The *evolute* of a curve is the locus of its centers of curvature.
The evolute of some plane curves is a scaled, or scaled and
reflected/rotated, version of that curve.
For example, the evolute of a cardiod is a reflected cardiod at one-third
the scale:

Loosely speaking, we might say that a cardiod is an eigenvector
of the evolute operation with eigenvalue $\frac{1}{3}$.
(I am not sure if this eigenvector language can be made
technically accurate.)
There are many classical curves that are evolute eigenvectors
in this sense. Here is a partial list
(based on this table), where I indicate the scale but not reflection:

- Evolute( cardiod ) $\mapsto$ $\frac{1}{3}$ cardiod
- Evolute( nephroid ) $\mapsto$ $\frac{1}{2}$ nephroid
- Evolute( astroid ) $\mapsto$ 2 astroid
- Evolute( cycloid ) $\mapsto$ 1 cycloid
- Evolute( logarithm spiral ) $\mapsto$ 1 logarithm spiral
- Evolute( deltoid ) $\mapsto$ 3 deltoid
- Evolute( epicycloid ) $\mapsto$ $\lambda$ epicycloid
- Evolute( hypocycloid ) $\mapsto$ $\lambda$ hypocycloid

My question is: Has the complete class of plane curves whose evolutes are scaled versions of themselves been studied? The same question can be asked for evolute surfaces, and in higher dimensions.

This question is (very tenuously!) related to some research into cut loci, but at this point I'm primarily curious and interested in learning.

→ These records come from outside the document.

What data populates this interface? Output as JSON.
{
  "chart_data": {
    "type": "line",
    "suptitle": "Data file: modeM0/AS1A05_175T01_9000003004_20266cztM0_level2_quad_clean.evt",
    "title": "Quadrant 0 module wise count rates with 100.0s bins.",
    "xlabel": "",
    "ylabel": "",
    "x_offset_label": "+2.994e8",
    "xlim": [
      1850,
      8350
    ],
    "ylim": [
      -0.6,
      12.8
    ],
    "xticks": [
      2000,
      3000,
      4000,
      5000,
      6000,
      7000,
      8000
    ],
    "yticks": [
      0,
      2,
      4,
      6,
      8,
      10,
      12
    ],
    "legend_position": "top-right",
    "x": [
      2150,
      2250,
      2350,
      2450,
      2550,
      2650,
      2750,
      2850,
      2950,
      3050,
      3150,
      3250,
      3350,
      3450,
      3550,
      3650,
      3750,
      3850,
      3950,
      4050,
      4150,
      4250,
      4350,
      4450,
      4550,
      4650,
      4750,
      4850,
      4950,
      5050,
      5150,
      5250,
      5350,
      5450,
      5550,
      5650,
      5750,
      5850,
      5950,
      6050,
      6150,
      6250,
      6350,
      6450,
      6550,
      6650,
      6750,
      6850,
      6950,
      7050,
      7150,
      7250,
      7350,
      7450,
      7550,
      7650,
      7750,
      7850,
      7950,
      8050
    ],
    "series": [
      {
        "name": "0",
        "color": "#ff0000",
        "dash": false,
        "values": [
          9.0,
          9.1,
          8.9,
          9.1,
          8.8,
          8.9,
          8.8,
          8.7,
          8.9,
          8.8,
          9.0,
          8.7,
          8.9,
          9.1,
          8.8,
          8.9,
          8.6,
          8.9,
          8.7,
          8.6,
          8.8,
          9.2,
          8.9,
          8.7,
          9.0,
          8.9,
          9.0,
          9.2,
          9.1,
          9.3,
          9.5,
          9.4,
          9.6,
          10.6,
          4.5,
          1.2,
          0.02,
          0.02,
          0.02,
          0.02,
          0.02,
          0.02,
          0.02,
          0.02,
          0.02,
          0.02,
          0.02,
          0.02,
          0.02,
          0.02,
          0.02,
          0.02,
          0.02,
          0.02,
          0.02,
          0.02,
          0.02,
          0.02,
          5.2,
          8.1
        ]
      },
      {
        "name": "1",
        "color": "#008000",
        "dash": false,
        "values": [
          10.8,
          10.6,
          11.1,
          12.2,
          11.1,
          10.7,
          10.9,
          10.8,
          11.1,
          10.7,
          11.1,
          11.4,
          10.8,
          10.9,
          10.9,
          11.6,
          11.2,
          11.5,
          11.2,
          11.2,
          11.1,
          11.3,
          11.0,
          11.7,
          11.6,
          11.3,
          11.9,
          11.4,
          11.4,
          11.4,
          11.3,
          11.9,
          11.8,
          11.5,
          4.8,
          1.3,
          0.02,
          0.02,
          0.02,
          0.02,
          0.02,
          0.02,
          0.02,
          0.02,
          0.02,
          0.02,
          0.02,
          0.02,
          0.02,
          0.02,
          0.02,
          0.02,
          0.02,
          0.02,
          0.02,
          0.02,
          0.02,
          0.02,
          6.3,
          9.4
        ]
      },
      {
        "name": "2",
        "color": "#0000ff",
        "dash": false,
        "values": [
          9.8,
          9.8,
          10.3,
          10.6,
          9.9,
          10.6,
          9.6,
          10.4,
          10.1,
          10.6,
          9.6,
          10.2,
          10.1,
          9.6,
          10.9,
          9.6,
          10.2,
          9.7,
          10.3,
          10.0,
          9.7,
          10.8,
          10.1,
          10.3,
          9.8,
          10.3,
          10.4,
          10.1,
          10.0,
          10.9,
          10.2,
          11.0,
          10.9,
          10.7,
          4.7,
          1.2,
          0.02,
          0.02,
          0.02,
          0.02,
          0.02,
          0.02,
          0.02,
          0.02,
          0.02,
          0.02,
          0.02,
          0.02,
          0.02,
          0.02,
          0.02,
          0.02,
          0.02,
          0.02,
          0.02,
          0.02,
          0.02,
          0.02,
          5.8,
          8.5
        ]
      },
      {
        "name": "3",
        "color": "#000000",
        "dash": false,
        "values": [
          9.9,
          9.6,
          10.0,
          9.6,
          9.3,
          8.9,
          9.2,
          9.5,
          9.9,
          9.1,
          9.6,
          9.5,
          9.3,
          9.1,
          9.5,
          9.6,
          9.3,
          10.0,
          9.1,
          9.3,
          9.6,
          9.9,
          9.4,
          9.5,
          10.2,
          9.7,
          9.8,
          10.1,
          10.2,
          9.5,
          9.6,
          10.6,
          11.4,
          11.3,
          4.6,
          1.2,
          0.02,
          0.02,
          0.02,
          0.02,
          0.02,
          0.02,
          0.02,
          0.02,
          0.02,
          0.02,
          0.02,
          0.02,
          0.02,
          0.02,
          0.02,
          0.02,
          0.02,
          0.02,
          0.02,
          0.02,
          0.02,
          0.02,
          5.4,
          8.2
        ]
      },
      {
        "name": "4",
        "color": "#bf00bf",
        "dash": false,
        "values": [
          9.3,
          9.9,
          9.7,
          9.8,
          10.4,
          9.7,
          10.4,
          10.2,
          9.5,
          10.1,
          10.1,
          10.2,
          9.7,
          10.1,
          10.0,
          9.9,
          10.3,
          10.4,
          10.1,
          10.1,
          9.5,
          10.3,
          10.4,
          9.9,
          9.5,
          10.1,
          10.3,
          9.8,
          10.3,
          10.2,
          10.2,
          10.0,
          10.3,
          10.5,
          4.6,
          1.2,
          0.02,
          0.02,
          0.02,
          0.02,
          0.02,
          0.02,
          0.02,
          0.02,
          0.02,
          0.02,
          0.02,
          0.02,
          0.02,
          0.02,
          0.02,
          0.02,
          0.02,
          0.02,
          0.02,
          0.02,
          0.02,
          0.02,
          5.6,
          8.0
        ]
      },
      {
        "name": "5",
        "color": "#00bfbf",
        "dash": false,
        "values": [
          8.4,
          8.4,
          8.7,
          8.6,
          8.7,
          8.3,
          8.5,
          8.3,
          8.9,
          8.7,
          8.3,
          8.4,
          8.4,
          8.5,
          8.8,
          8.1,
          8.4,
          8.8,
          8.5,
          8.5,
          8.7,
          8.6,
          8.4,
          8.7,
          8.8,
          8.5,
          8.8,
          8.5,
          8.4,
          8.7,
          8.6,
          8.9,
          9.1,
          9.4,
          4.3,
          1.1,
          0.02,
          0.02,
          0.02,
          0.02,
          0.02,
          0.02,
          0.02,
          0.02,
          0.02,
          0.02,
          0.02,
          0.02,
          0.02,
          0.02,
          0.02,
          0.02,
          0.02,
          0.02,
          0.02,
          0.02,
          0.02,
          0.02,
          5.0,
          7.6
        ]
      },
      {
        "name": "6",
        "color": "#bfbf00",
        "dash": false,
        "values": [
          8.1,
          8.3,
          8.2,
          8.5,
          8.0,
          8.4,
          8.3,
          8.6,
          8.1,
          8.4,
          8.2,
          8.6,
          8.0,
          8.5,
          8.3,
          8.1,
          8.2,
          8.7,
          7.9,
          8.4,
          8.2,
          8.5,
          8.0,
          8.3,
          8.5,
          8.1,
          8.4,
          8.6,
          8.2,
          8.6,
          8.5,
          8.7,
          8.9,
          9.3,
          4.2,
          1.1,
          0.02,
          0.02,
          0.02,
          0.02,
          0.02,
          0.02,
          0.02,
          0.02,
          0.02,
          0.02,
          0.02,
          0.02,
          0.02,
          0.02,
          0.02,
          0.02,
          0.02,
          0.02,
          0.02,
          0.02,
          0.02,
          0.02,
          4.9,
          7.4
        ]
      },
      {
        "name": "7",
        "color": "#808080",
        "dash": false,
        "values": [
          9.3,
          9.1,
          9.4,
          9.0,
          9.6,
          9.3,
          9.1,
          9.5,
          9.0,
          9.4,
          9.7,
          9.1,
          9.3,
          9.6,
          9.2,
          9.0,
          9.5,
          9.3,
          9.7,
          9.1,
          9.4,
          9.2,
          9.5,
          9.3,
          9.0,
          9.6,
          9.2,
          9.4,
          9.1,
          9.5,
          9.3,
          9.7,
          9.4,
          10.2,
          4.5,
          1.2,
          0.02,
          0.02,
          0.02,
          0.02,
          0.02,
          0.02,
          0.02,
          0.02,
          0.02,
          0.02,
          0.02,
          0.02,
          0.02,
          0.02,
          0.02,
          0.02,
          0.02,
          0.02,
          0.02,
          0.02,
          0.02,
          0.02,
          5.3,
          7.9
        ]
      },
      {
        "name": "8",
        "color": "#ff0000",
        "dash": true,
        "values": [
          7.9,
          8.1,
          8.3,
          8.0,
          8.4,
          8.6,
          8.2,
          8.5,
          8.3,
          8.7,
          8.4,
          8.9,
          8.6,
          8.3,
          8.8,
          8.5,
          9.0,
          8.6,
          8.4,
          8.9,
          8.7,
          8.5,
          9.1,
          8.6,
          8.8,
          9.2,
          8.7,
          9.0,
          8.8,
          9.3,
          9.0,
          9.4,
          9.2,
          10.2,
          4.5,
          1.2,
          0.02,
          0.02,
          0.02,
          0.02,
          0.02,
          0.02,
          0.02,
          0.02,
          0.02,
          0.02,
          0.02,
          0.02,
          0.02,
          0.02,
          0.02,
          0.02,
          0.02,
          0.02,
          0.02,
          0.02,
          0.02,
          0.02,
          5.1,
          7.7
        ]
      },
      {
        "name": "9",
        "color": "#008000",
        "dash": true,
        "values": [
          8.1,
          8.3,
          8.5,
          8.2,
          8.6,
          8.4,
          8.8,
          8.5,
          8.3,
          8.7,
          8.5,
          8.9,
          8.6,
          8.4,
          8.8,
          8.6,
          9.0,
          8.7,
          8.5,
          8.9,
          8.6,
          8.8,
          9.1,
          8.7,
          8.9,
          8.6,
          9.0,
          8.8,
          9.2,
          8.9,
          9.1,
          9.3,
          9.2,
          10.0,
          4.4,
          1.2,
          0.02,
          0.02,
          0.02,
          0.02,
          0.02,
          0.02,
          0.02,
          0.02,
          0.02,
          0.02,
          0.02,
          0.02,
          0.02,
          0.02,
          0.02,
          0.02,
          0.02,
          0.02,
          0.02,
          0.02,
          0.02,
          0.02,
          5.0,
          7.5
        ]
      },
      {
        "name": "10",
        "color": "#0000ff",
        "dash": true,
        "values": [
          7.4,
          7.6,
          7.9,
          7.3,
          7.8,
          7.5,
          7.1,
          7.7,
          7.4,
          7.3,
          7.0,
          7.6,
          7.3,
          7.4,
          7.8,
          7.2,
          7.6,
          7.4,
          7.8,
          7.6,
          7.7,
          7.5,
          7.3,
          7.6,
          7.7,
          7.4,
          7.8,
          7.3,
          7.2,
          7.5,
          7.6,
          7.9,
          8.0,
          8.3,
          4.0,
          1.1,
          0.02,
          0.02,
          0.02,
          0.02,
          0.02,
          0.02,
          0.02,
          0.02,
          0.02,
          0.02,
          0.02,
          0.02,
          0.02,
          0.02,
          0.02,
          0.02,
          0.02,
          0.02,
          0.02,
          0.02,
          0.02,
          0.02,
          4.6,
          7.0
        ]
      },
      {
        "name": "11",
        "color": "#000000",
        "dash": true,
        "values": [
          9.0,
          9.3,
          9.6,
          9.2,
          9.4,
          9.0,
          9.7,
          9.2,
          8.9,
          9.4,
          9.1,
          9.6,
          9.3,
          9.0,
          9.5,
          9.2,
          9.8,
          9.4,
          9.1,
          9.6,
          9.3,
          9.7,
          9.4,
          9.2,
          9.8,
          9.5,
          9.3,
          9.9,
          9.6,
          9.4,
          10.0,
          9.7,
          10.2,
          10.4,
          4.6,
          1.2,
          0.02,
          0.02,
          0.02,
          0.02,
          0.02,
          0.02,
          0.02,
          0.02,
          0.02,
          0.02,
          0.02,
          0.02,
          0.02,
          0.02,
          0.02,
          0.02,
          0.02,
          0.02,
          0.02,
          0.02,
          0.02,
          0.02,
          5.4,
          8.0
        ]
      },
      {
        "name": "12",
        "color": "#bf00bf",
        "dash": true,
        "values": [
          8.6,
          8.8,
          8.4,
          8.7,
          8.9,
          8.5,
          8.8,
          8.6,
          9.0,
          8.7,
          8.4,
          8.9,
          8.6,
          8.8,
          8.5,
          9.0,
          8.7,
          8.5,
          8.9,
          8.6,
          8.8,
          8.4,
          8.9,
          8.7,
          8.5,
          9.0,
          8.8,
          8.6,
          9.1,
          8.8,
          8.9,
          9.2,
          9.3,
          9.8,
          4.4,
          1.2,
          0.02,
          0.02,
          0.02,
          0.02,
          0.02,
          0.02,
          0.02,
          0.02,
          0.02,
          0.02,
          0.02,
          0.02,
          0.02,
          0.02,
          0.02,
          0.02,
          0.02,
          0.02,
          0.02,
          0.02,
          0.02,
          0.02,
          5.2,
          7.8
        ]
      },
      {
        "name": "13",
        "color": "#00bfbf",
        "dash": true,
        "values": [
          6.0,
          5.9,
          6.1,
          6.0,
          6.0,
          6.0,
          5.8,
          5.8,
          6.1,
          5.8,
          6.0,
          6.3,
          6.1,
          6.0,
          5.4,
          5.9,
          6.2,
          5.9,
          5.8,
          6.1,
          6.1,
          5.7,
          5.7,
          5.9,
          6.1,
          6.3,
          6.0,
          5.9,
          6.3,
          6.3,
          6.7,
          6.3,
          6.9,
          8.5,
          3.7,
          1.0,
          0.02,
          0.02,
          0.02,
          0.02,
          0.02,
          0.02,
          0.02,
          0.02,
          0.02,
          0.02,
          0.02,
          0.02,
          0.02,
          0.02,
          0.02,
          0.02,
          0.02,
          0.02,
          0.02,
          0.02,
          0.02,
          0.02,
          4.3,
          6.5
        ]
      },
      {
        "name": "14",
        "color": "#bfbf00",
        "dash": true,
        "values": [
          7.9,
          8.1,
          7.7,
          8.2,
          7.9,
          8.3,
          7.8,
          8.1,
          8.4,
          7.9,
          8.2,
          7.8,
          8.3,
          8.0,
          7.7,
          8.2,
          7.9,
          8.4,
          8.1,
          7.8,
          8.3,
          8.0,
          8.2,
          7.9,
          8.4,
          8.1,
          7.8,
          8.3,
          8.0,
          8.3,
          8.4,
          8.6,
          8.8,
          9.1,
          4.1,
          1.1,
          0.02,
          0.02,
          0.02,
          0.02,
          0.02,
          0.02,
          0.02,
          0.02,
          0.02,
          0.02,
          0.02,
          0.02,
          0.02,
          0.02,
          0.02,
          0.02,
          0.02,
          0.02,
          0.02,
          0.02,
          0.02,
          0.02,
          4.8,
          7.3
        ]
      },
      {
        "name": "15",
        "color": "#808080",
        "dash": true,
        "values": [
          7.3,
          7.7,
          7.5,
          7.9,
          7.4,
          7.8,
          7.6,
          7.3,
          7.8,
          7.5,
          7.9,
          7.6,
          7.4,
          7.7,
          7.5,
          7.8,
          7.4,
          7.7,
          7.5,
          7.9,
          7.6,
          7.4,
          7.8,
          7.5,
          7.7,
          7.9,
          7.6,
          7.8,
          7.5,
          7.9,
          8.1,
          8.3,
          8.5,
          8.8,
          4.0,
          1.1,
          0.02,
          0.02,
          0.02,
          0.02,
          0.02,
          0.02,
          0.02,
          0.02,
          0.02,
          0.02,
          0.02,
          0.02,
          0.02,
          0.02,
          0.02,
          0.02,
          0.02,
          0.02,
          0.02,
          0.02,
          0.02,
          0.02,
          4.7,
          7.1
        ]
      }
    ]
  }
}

**Edit.** If I may extend my question slightly: Can indeed "this eigenvector language" be made
"technically accurate"? Is there a formalization where the plane curves are vectors (perhaps in Hilbert space?) and
*evolution* is an operator whose eigenvectors correspond to the class of curves I seek?
I am woefully ignorant in this area and formalization is beyond my expertise. Thanks for any hints!